How the US election could impact the energy transition
Be prepared for policy disruption
The US has long been subject to material policy inconsistency through presidential election cycles. Most recently, the Biden administration reversed a series of Trump-era energy and climate policies, signed into law the landmark Inflation Reduction Act (IRA), which has spurred $200bn of investment in clean energy manufacturing, strengthened regulations on several dirty economic activities, and is undergoing efforts to mandate climate data reporting.
Now, with the 2024 elections approaching and the recent confirmation of Kamala Harris as the presidential candidate for the Democrat Party, the US clean energy market is again subject to policy disruption.

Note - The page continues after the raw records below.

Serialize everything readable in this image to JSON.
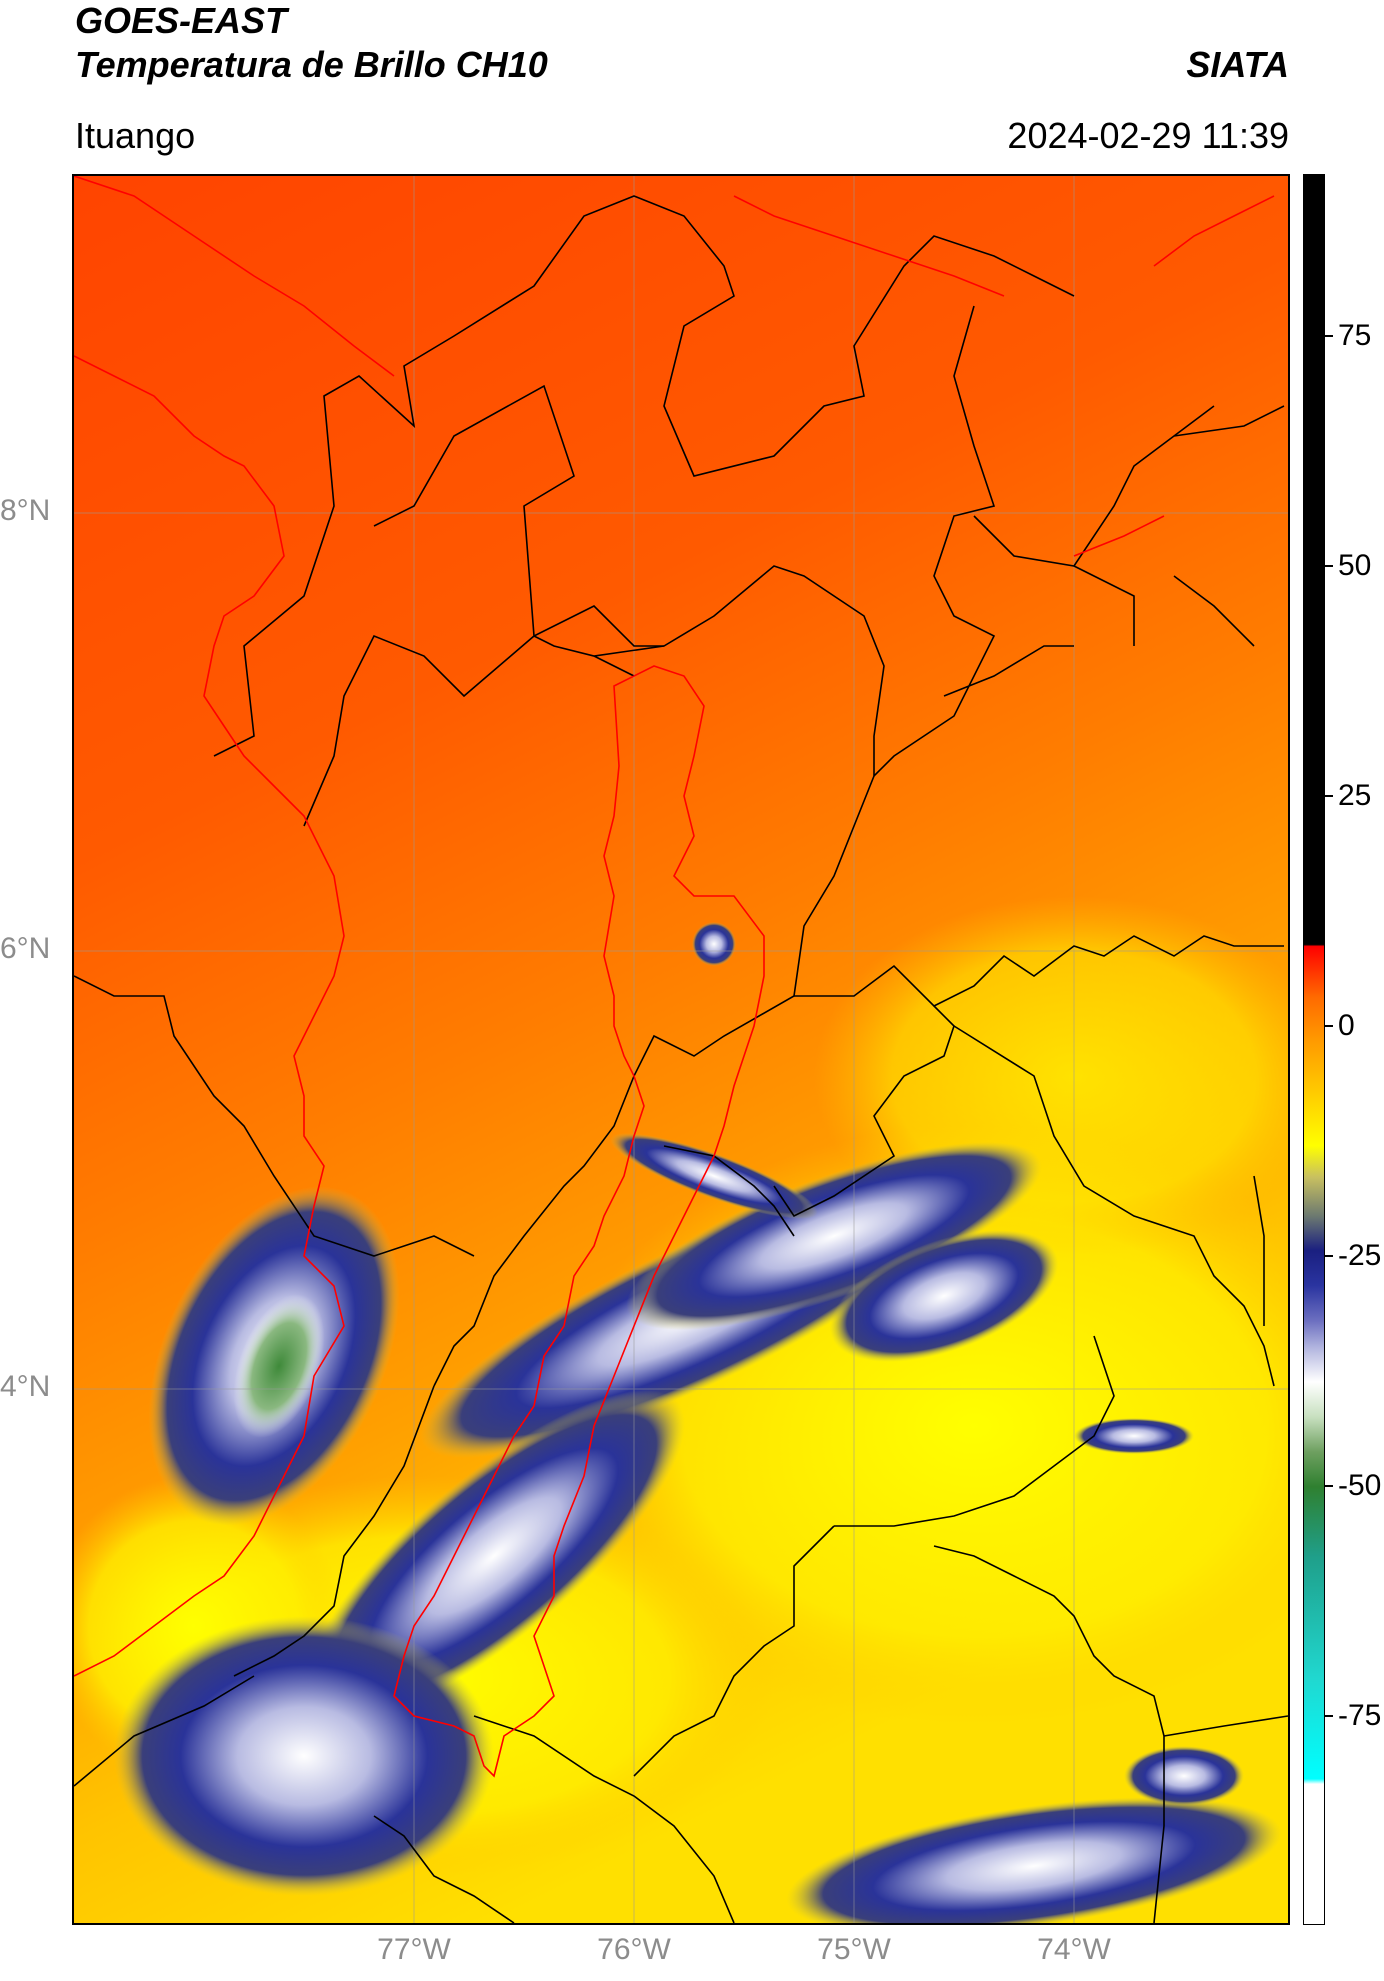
{
  "header": {
    "satellite": "GOES-EAST",
    "product": "Temperatura de Brillo CH10",
    "organization": "SIATA",
    "region": "Ituango",
    "timestamp": "2024-02-29 11:39"
  },
  "map": {
    "lat_labels": [
      "8°N",
      "6°N",
      "4°N"
    ],
    "lon_labels": [
      "77°W",
      "76°W",
      "75°W",
      "74°W"
    ],
    "gridlines": true,
    "watershed_outline_color": "#ff0000",
    "boundary_color": "#000000"
  },
  "colorbar": {
    "tick_labels": [
      "75",
      "50",
      "25",
      "0",
      "-25",
      "-50",
      "-75"
    ],
    "colors": {
      "warm": "#ff4a00",
      "mid": "#ff9a00",
      "cool": "#ffff00",
      "cold": "#1a1f80",
      "very_cold": "#ffffff",
      "coldest": "#2f8030"
    }
  }
}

As corporates and investors seek future resiliency for their business and investment decisions, it is important to understand what sections of the US clean energy policy may substantially change with the elections, and which may stay intact.
Regardless of who becomes president, the IRA is unlikely to be repealed and will continue to be a key piece of legislation facilitating the development of clean energy in the US. Meanwhile, onshoring key technologies and strengthening critical mineral supply chains will be a priority for both candidates. Streamlining permitting processes for energy projects will also have bipartisan support.
But there will still be differences in how Harris and Trump handle energy policymaking. We will unpack the policy differences in the four possible scenarios. In a nutshell, incentives for electric vehicles (EVs) and various clean energy loan programmes are at high risk of being scaled back under a Trump presidency, while incentives for technologies such as hydrogen and carbon capture and storage (CCS) would be less impacted. Renewable energy can get continued tax credits, though efforts toward grid modernisation would be weakened with Trump in the White House.
With most parts of the economy deploying clean technology right now, the US is undergoing a structural change where it is difficult to “cancel” the energy transition. But the big question is how much election cycles will affect the speed of the transition. Understanding the policy dynamics and underlying divers can help companies future-proof their businesses.
How to contextualise the energy transition under fiscal deficit concerns and weak investment in the US
The fiscal deficit is set to exceed 6% again this year despite the economy recording robust growth with low unemployment. Neither candidate appears to be proposing policies that will return government borrowing to a more sustainable position quickly, so net interest costs look set to soar in an environment of higher interest rates. Should debt sustainability concerns come to the fore and spending cuts are required, major projects will be vulnerable.
The IRA is no doubt having and will continue to have a profound impact on the energy, infrastructure, and manufacturing sectors, among others. However, the size of the IRA is not large enough to have had a meaningful impact on the general investment environment. It might take longer for the positive impact to be reflected on a larger scale.